As a provider of multi-carrier shipping software, I am often explaining why there are geographic pockets where FedEx, UPS, DHL, TNT, or some other carrier cannot be supported with the carriers’ standard software. The reason is often due to the carrier expanding their footprint through an acquisition. Often the first thing the acquiring entity does is “paint the trucks,” and it can be many years before the acquired company moves onto the same technology platform as the parent company. This results in a software provider having to implement a separate set of compliance (rates, labels, manifests, etc.) for that region of the world. 

As just one example, FedEx has had six acquisitions in the last four years, in Hungary, China, India, Mexico, Poland, and France. The biggest recent news in the area of acquisitions is UPS’s 6.5 billion dollar bid for TNT. As of this writing UPS has extended the offer through to November 9th in response to the European Commission’s investigation taking longer than originally anticipated. More than likely, the investigation will result in UPS having to divest certain holdings in some EU countries in order to maintain a competitive landscape. 

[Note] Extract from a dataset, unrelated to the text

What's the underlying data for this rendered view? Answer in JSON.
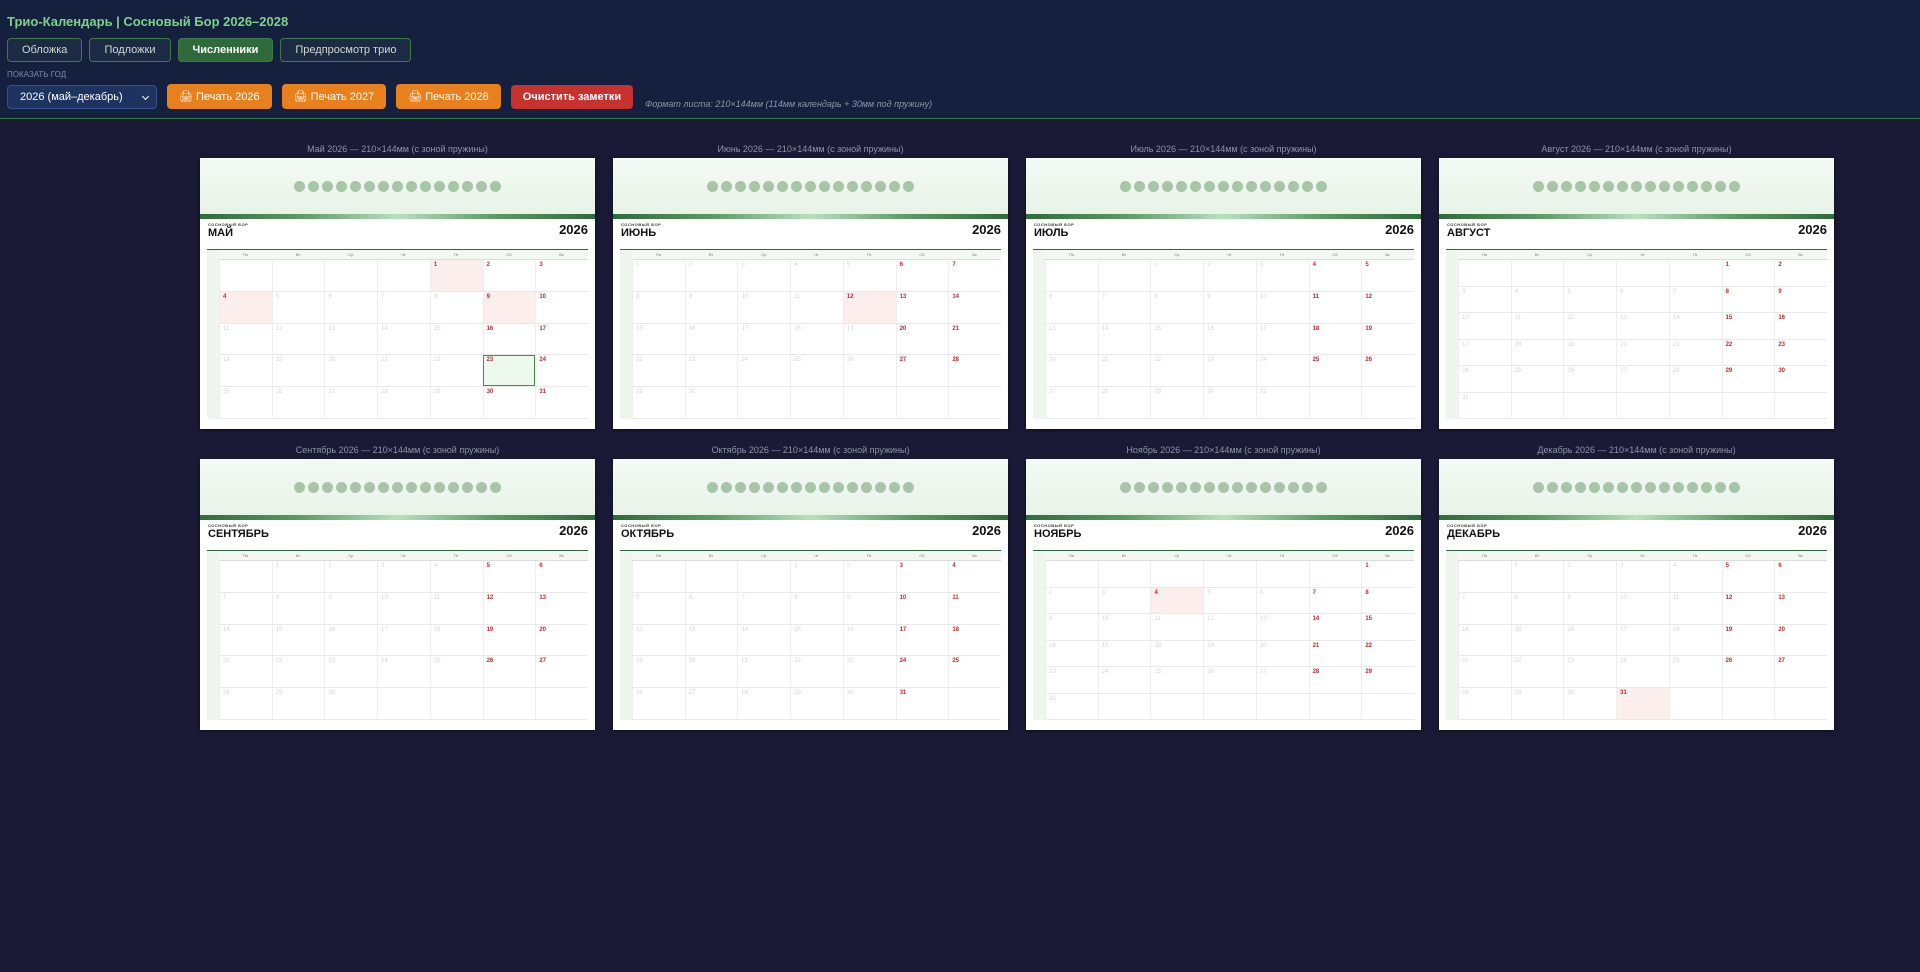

Back in March, UPS’s CFO Kurt Kuehn told analysts that the integration of the two companies would take four years and an additional one billion dollars. That can buy a lot of brown paint. What’s interesting is that TNT itself grew through acquisitions in Spain, China, Brazil, and Chile. So, while all of this provides for greater infrastructure, in order for the shipper to utilize the full footprint, they are actually adding the equivalent of multiple carriers on their software platform. How easy is that to do with your current software? What if it’s a carrier that is not ‘out of the box’ software? If your company wants to be able to ship globally, your software system needs to be able to provide tools that allow you, the customer (not necessarily the software provider) with the ability to on-board new carriers quickly. The shipping software should enable bringing on new geographies (or new products or new customers) that require new carriers, in a quick and efficient manner.

The reason that carriers do not quickly convert the technology platform to the parent company is due to the high cost of re-tooling. Often the labels are based on scanners and other devices used both in the field and the hubs. Manifests are often linked to other software used for planning and tracking shipment status. As we all know, software evolves as capacity increases, as the physical structures involved change and either increase or condense. There’s an old saying, “What’s the definition of a legacy system?” Answer: “One that works.” For all of these reasons, a carrier is reluctant to go into an acquisition and completely remove the legacy systems. 

Many shipping software providers, in the configuration of a parcel carrier, will allow the customer to give the carrier entity a “friendly name,” which is the one used when interacting with the software. These are often the carrier codes that are used in other parts of the operation (an upstream WMS passing UPSGND43, for example, to indicate a particular UPS Ground account). As the name of an acquired company changes, it can often be a simple enough act to perform the software equivalent of painting the truck by changing the friendly name of the carrier in the configuration screens, if you are already using a carrier that is acquired. A recent example of this is last year’s selling of DHL Canada’s ground division to TransForce; TransForce will certainly drop the DHL branding (it’s going to market as Loomis Express). Anyone that had been shipping with DHL Ground in Canada should be able to go into their software and paint the truck (figuratively).

Bottom Line: Make sure your shipping software has the ability to allow you to on-board new carriers quickly. Taking advantage of the fact that one of your carriers just expanded their footprint shouldn’t cause you to wait four years before the technology converges.